街を歩く

冬の終わりの札幌で

この時期の札幌は雪がようやく溶けて歩きやすくなるが、気温はまだまだ低い。春の初めというより冬の終わりという感じがあっていると思う。その札幌のススキノという大繁華街で、それなりにランドマークとなっていた旧旧松坂屋、旧ロビンソン百貨店、その後はショッピングモールになったビルが消えた。よくみるススキノの街が低く見える。この場所には平成ガメラ第二部で、宇宙から飛来した植物系怪獣が成長して、ビルを破壊するというガメラシリーズ屈指の名場面のご当地なのだが・・・。ちなみに平成ガメラ札幌編にはあの北海道出身の著名俳優が、地下鉄のモブとして登場しているが、事務的な手続きミスでクレジットが出なかったという話を聞いたことがある。

ススキノの近くにあるもう一つの老舗商店街、狸小路にあったラーメン屋の前に荷物が積んであり改装かと思ったら閉店したようだ。確かに、この店は外国人観光客で混雑していたから、コロナの影響がもろに出たんだろう。外国人観光客が戻るのは何年先になるかとおもえば、店を閉める気になったのかもしれない。この店の跡は、一人焼肉店になるようだ。

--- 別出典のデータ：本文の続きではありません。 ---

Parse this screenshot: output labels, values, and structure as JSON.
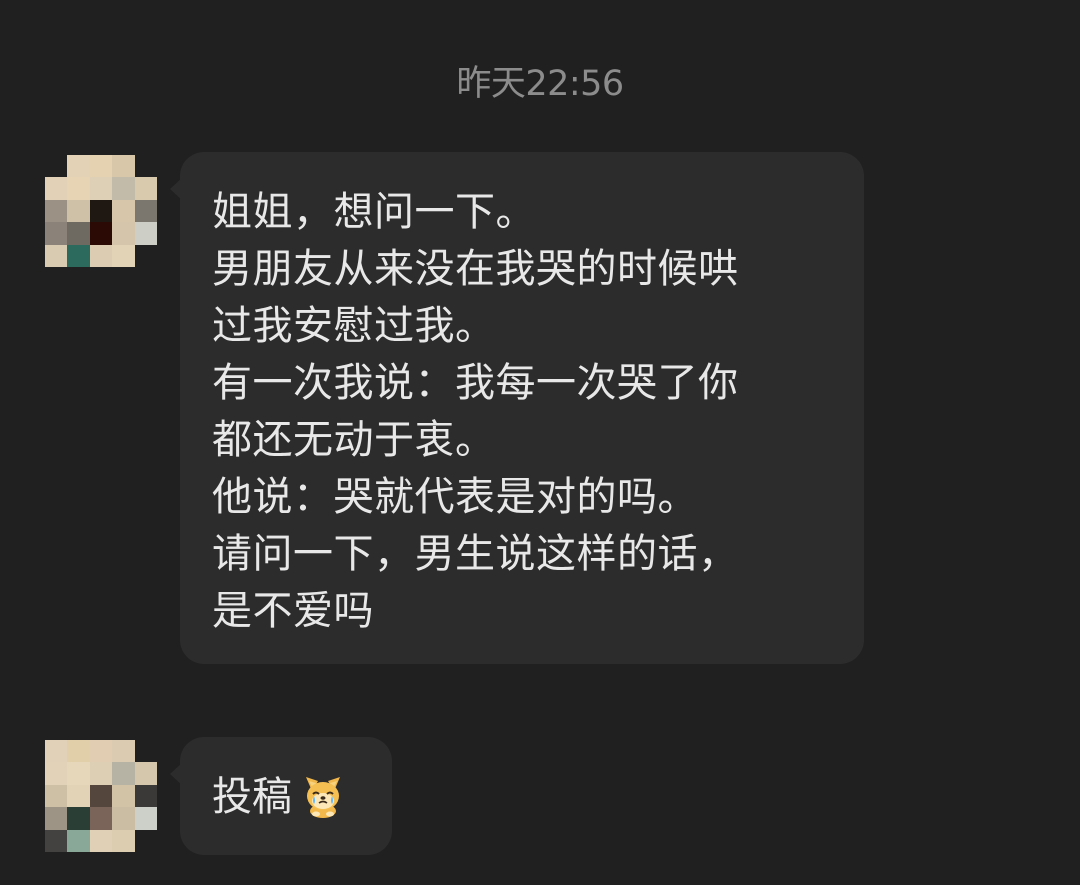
{
  "chat": {
    "timestamp": "昨天22:56",
    "messages": [
      {
        "sender": "other",
        "lines": [
          "姐姐，想问一下。",
          "男朋友从来没在我哭的时候哄",
          "过我安慰过我。",
          "有一次我说：我每一次哭了你",
          "都还无动于衷。",
          "他说：哭就代表是对的吗。",
          "请问一下，男生说这样的话，",
          "是不爱吗"
        ]
      },
      {
        "sender": "other",
        "text": "投稿",
        "emoji": "crying-dog-emoji"
      }
    ]
  },
  "colors": {
    "background": "#202020",
    "bubble": "#2c2c2c",
    "text": "#e8e8e8",
    "timestamp": "#8c8c8c"
  }
}
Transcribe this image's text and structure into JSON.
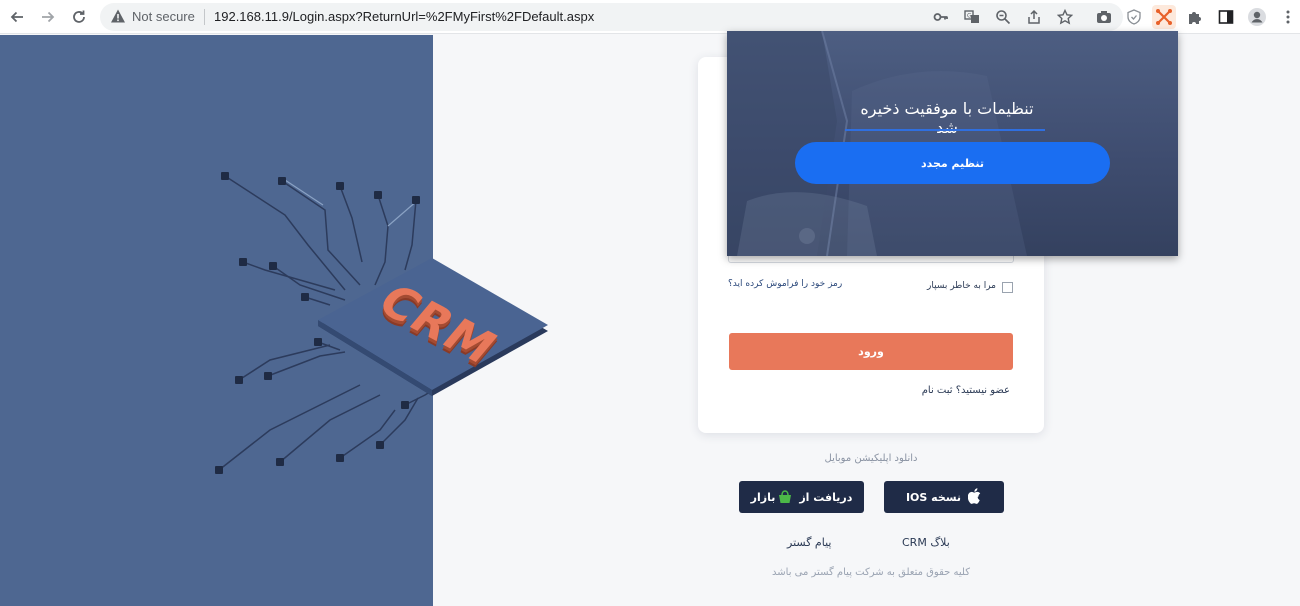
{
  "browser": {
    "security_label": "Not secure",
    "url": "192.168.11.9/Login.aspx?ReturnUrl=%2FMyFirst%2FDefault.aspx",
    "nav_icons": [
      "back-arrow-icon",
      "forward-arrow-icon",
      "reload-icon"
    ],
    "omnibox_icons": [
      "key-icon",
      "translate-icon",
      "zoom-icon",
      "share-icon",
      "star-icon"
    ],
    "extension_icons": [
      "camera-icon",
      "shield-icon",
      "network-extension-icon",
      "puzzle-icon",
      "side-panel-icon",
      "profile-icon",
      "menu-icon"
    ]
  },
  "illustration": {
    "chip_label": "CRM",
    "background_color": "#4e6791",
    "chip_text_color": "#e8785a"
  },
  "login": {
    "remember_label": "مرا به خاطر بسپار",
    "forgot_link": "رمز خود را فراموش کرده اید؟",
    "submit_label": "ورود",
    "register_link": "عضو نیستید؟ ثبت نام",
    "submit_color": "#e8785a"
  },
  "mobile": {
    "download_label": "دانلود اپلیکیشن موبایل",
    "ios_label": "نسخه IOS",
    "bazaar_label": "دریافت از",
    "bazaar_logo_text": "بازار",
    "button_color": "#1f2b47"
  },
  "footer": {
    "blog_link": "بلاگ CRM",
    "company_link": "پیام گستر",
    "copyright": "کلیه حقوق متعلق به شرکت پیام گستر می باشد"
  },
  "popup": {
    "message": "تنظیمات با موفقیت ذخیره شد",
    "reset_label": "تنظیم مجدد",
    "button_color": "#1a6ef2"
  }
}
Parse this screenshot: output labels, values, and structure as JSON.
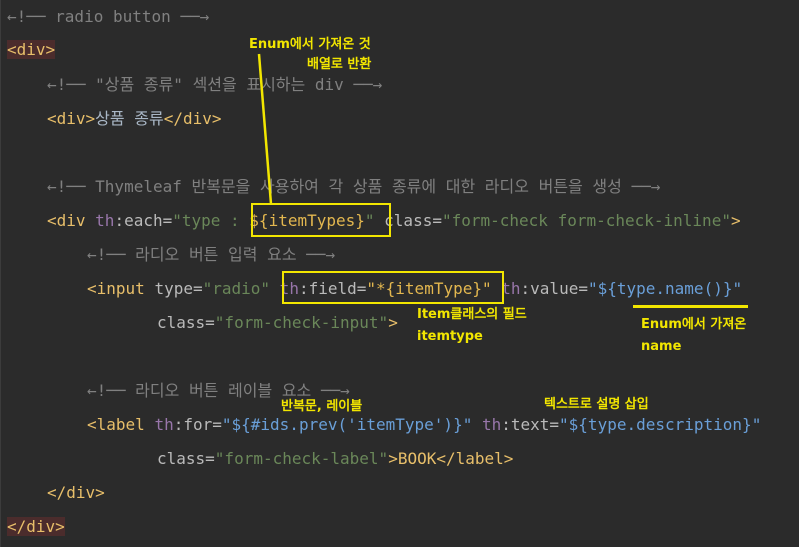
{
  "code": {
    "l1": "←!── radio button ──→",
    "l2": "<div>",
    "l3": "←!── \"상품 종류\" 섹션을 표시하는 div ──→",
    "l4_open": "<div>",
    "l4_text": "상품 종류",
    "l4_close": "</div>",
    "l5": "←!── Thymeleaf 반복문을 사용하여 각 상품 종류에 대한 라디오 버튼을 생성 ──→",
    "l6_tag": "<div ",
    "l6_attr_ns": "th",
    "l6_attr": ":each=",
    "l6_val1": "\"type : ",
    "l6_expr": "${itemTypes}",
    "l6_q": "\"",
    "l6_class_attr": " class=",
    "l6_class_val": "\"form-check form-check-inline\"",
    "l6_end": ">",
    "l7": "←!── 라디오 버튼 입력 요소 ──→",
    "l8_tag": "<input ",
    "l8_type_attr": "type=",
    "l8_type_val": "\"radio\"",
    "l8_field_ns": " th",
    "l8_field_attr": ":field=",
    "l8_field_val": "\"*{itemType}\"",
    "l8_value_ns": " th",
    "l8_value_attr": ":value=",
    "l8_value_val": "\"${type.name()}\"",
    "l9_attr": "class=",
    "l9_val": "\"form-check-input\"",
    "l9_end": ">",
    "l10": "←!── 라디오 버튼 레이블 요소 ──→",
    "l11_tag": "<label ",
    "l11_for_ns": "th",
    "l11_for_attr": ":for=",
    "l11_for_val": "\"${#ids.prev('itemType')}\"",
    "l11_text_ns": " th",
    "l11_text_attr": ":text=",
    "l11_text_val": "\"${type.description}\"",
    "l12_attr": "class=",
    "l12_val": "\"form-check-label\"",
    "l12_text": ">BOOK</",
    "l12_close_tag": "label",
    "l12_end": ">",
    "l13": "</div>",
    "l14": "</div>"
  },
  "annotations": {
    "enum_array_1": "Enum에서 가져온 것",
    "enum_array_2": "배열로 반환",
    "item_field_1": "Item클래스의 필드",
    "item_field_2": "itemtype",
    "enum_name_1": "Enum에서 가져온",
    "enum_name_2": "name",
    "loop_label": "반복문, 레이블",
    "text_insert": "텍스트로 설명 삽입"
  },
  "colors": {
    "highlight": "#f2e600",
    "background": "#2b2b2b"
  }
}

街の新陳代謝がひっそりと進むのだな。

3月の中旬では、完全な雪解けの時期には遠い。昼間降っていた雨が夜更けには雪へと変わってしまう。かの有名なポピュラーソングと同じだ。

この時期の札幌のあちこちには、こうした雪解けの「光景」が現在進行形で見られるのだが、ここまで溶けていると、およそ1週間くらいで完全に溶けるだろう。

ただし、大多数の雪解けの場所では、こんな具合に「黒い雪」が当たり前で、雪解けは嬉しいが、街の中はあちこちで、ちょっと汚れた感じに見える時期でもあり・・・。あちこちでは滑り止めにまかれた砂がじゃりじゃりという、なんとも微妙な季節だ。

あと一月もすれば、梅と桜とコブシが一斉に咲き出す、北国の春が始まる。そんな花咲き乱れる5月になったとしても、ちょっと寒くなれば雪も降るので、夜桜を見に行ったら、月も出ていて雪も降っていて、雪月花が同時に見える、なんとも花札みたいな光景に出会うこともある。まあ、それが北海道ということなのだね。